PITTSFORD, N.Y. Upon entering the PGA Championship at Oak Hill Country Club, spectators pass through a small village of temporary structures, including the massive merchandise tent where it’s possible to buy everything from sweatshirts to coffee mugs, all imprinted with a 2013 logo that’s a bit too big for whatever it’s on.
The wide walkways are carpeted and, before actually watching golf, you can stop by for a ‘Taste of New York’ or do some Christmas shopping for the golf-inclined in your family.
In the middle of what feels like Main Street are a series of tall, slender photographic monuments to future PGA Championship sites. Vahalla next year. Whistling Straits in 2015. Baltusrol the year after. And Quail Hollow in 2017.
Four years from now, this circus will roll into south Charlotte where preparations are already under way.

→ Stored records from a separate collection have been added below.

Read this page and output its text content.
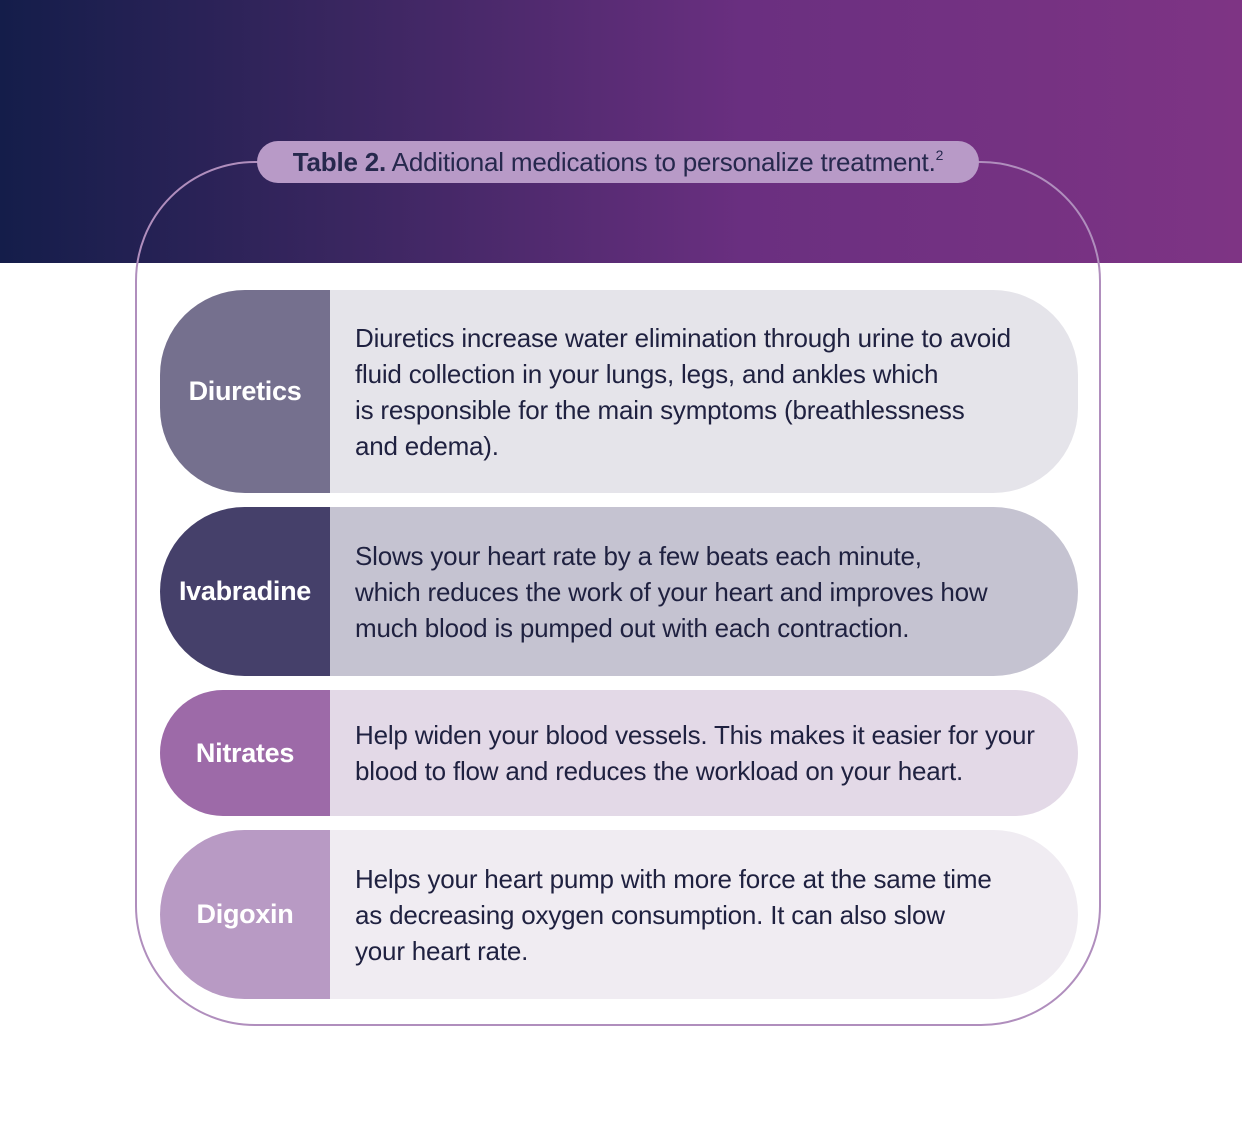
Table 2. Additional medications to personalize treatment.$^2$
Diuretics
Diuretics increase water elimination through urine to avoid
fluid collection in your lungs, legs, and ankles which
is responsible for the main symptoms (breathlessness
and edema).
Ivabradine
Slows your heart rate by a few beats each minute,
which reduces the work of your heart and improves how
much blood is pumped out with each contraction.
Nitrates
Help widen your blood vessels. This makes it easier for your
blood to flow and reduces the workload on your heart.
Digoxin
Helps your heart pump with more force at the same time
as decreasing oxygen consumption. It can also slow
your heart rate.
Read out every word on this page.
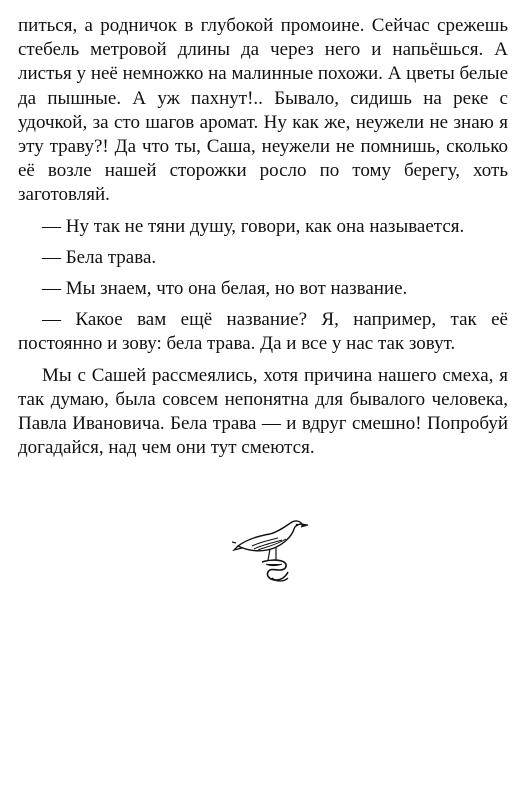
питься, а родничок в глубокой промоине. Сейчас срежешь стебель метровой длины да через него и напьёшься. А листья у неё немножко на малинные похожи. А цветы белые да пышные. А уж пахнут!.. Бывало, сидишь на реке с удочкой, за сто шагов аромат. Ну как же, неужели не знаю я эту траву?! Да что ты, Саша, неужели не помнишь, сколько её возле нашей сторожки росло по тому берегу, хоть заготовляй.

— Ну так не тяни душу, говори, как она называется.

— Бела трава.

— Мы знаем, что она белая, но вот название.

— Какое вам ещё название? Я, например, так её постоянно и зову: бела трава. Да и все у нас так зовут.

Мы с Сашей рассмеялись, хотя причина нашего смеха, я так думаю, была совсем непонятна для бывалого человека, Павла Ивановича. Бела трава — и вдруг смешно! Попробуй догадайся, над чем они тут смеются.
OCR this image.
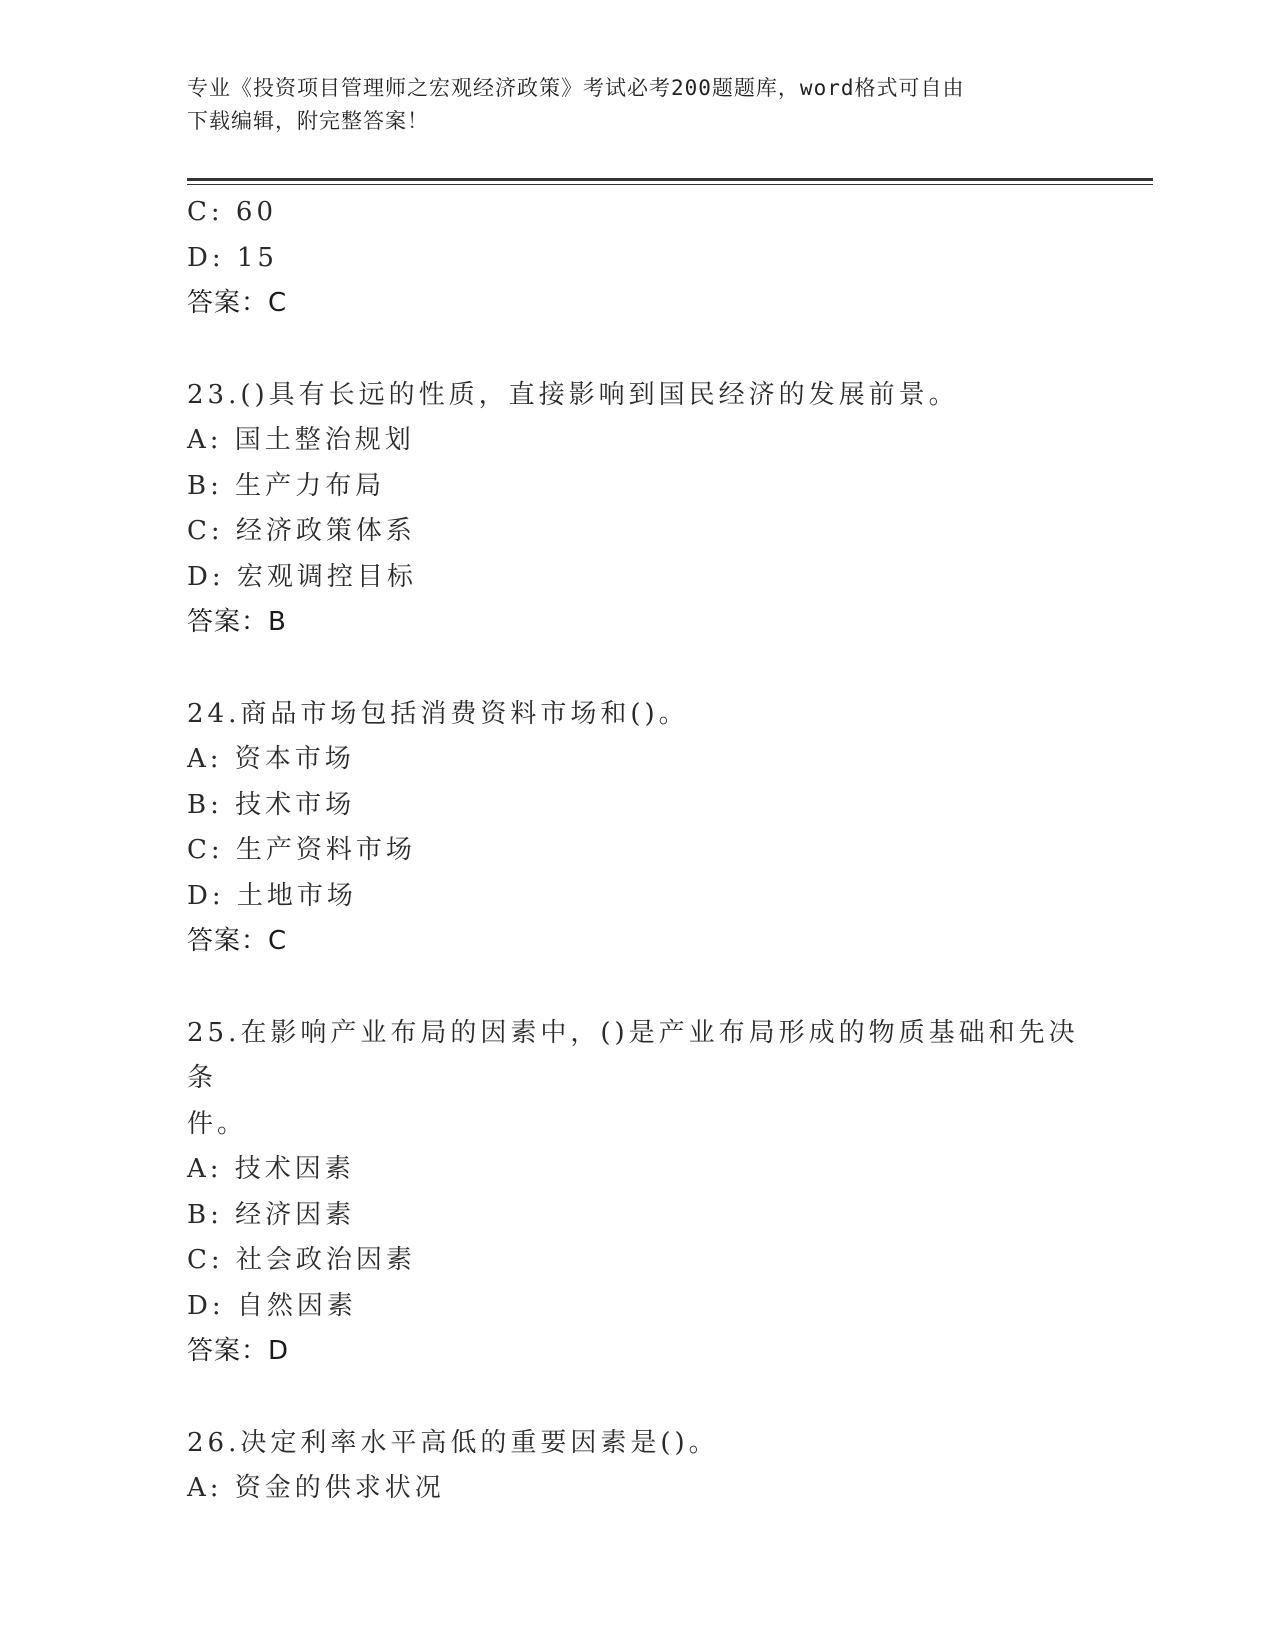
专业《投资项目管理师之宏观经济政策》考试必考200题题库，word格式可自由
下载编辑，附完整答案！
C: 60
D: 15
答案：C
23.()具有长远的性质，直接影响到国民经济的发展前景。
A: 国土整治规划
B: 生产力布局
C: 经济政策体系
D: 宏观调控目标
答案：B
24.商品市场包括消费资料市场和()。
A: 资本市场
B: 技术市场
C: 生产资料市场
D: 土地市场
答案：C
25.在影响产业布局的因素中，()是产业布局形成的物质基础和先决条
件。
A: 技术因素
B: 经济因素
C: 社会政治因素
D: 自然因素
答案：D
26.决定利率水平高低的重要因素是()。
A: 资金的供求状况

Phil Mickelson will be 47 when the PGA comes to Quail Hollow and Tiger Woods will be 41 but it’s coming.
Perhaps Quail Hollow is where Tiger will finally catch or pass Jack Nicklaus on the all-time major championship chart. That’s 16 majors away and he needs four to tie, five to pass the Golden Bear, but the possibility exists. Of course, Tiger still needs to win No. 15 first and that has proven to be problematic.
Is the PGA Championship that different from the Wells Fargo Championship?
Yes and no.
It’s bigger in every way. More fans. More infrastructure. More media. More television coverage. More visitors.
According to PGA of America officials, the PGA Championship will be seen by approximately 500 million viewers in 200 countries this week, give or take a few million. It’s a worldwide event.
But the Wells Fargo Championship is a cut above most other PGA Tour events and it has cultivated a big-time feel. It has a style all its own, an elegance that’s uncommon at tournaments played outside Augusta, Ga., and it will only get better as the tournament moves forward. That’s how the tournament operates, turning good into better, better into best.
The PGA Championship is different from the other major championships. The Masters has its own unique appeal with its beauty and history. The U.S. Open is the national championship with a set-up as subtle as a barbell. The Open Championship is linksy and old world and enthralling.
That leaves the PGA Championship batting clean-up in August, when it’s generally sticky hot. That’s okay. We play golf when it’s sticky and hot.
The PGA Championship goes a long way in defining careers. It provided Jack Nicklaus with five of his 18 professional major championship victories. Walter Hagen won it five times. John Daly arrived at the PGA Championship.
Like golf itself, just when you think you have it figured out, a week like this one happens. Oak Hill was supposed to be tougher than a nor’easter but instead it has been defanged by enough rain to make the greens soft as Jason Dufner’s midsection.
Oak Hill was proud of the fact that in five previous major championships, only 10 players had finished under par. This week, it turned into a shooting gallery. On Friday, Webb Simpson became only the third player to shoot 64 at Oak Hill, adding his name alongside Ben Hogan and Curtis Strange.
Simpson’s distinction lasted about five hours before Dufner shot 63, equaling the lowest score in major championship history.
This was also going to be the weekend when Tiger Woods won his 15th major championship on his way to tracking down the Nicklaus’ record of 18 majors. Tiger got to 18 this weekend – his 18th straight major championship start without a victory, easily the longest drought of his career and throwing into further question whether he’ll ever catch Nicklaus.
Between them, Woods and Phil Mickelson are a combined 34 strokes behind leader Jim Furyk with 18 holes remaining. So much for the great showdown.
That’s major championship golf, unpredictable and unforgettable.
And coming to Quail Hollow in four years.